Leapman shook his head.

“Can I see the autopsy reports for some of these people?” Teresa Lupo asked.

“No,” Leapman replied. “We don’t have copies here. Besides, I don’t see the point.”

“Maybe-” she began.

“The answer’s no. Next.”

It could almost have been the same building, except for the window in the portico, which had now changed shape.

“This is Jefferson too,” Emily Deacon explained. “The University of Virginia just around the corner. The Rotunda is effectively a half-size copy of the Pantheon. Just four days later. A man’s body in the centre of the hall, and this is pretty much what we saw today. The killer’s got the pattern he wants now and he doesn’t shift from it.”

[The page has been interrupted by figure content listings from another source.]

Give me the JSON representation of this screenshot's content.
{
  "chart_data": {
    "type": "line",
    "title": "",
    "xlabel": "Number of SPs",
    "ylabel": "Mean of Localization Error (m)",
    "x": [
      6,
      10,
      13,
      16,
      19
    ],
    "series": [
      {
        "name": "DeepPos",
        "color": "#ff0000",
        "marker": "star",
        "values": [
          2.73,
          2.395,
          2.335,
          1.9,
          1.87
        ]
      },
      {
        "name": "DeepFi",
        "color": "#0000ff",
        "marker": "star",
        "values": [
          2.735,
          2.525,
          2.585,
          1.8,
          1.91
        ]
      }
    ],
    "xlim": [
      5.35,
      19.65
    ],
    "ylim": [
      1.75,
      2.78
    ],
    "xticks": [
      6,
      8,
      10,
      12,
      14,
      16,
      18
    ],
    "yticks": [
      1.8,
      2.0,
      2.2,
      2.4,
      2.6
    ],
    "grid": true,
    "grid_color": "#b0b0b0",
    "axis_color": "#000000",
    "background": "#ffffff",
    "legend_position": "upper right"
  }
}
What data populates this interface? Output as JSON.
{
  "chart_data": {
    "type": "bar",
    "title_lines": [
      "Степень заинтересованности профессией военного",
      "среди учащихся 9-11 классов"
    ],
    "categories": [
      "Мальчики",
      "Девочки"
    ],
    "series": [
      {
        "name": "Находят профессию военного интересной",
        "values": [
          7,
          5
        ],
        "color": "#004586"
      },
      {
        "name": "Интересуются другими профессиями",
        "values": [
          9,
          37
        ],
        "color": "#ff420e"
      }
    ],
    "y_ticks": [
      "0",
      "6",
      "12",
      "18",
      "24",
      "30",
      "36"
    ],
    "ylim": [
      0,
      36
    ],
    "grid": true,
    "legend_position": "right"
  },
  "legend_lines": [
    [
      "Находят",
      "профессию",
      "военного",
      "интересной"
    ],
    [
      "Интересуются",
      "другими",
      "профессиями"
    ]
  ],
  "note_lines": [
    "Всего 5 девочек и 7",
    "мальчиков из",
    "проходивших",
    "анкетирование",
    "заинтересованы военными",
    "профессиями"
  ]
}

She keyed up the corpse. The arms and legs were at the selfsame angle as those of the woman in the Pantheon. A second photo showed the cadaver turned onto its front.

“His scalpel work is improving,” Leapman said.

“Plus,” Deacon interjected, “he’s getting picky about the way he positions the body. The head faces due south. He kept to that afterwards. From now on, too, he alternates the position of the limbs. Sometimes angled like this. Sometimes with the feet together and the arms at ninety degrees to the torso.

“The point about facing south is particularly odd,” Emily continued, “because in most of those buildings there was no obvious reason. They weren’t aligned in any particular direction. We only picked up on this later. In the Pantheon itself the entrance and the high altar do face north-south. You could see why he’d lay the body that way. All these ones before-it’s as if he was planning for what happened last night. As if the Pantheon was some kind of final destination.”

“How hard is it?” Costa said.

“What?” Leapman asked.

“What he’s doing to their back.”

Leapman looked at his colleague. He seemed out of his depth once he went beyond purely procedural matters.

“It’s not simple and it’s not that difficult either,” she said. “I can give you the summary of the psychological profiling later. We’re not done here yet.”

Another photo, a tiny circular building almost hidden in a wood, but still with an obvious ancestry. “We were on the case by this time but he wasn’t making it easy for us. There was another hiatus now, until the middle of July. Perhaps he was worried he was pushing his luck. This is a folly in Chiswick, west London. Again, an American visitor. This time a woman.”

Now another Pantheon copy, this time by a lake. “Ten days later, Stourhead in Wiltshire, southwest England. By now he’s stretching out the miles. Maybe he knows we’ve seen something. Maybe he wants us to see something.”

A familiar facade from Venice filled the wall. “End of August. Il Redentore. By Palladio, which has clear echoes of the Pantheon. The killer’s playing games and earning a lot of air miles. The victim’s a man this time.”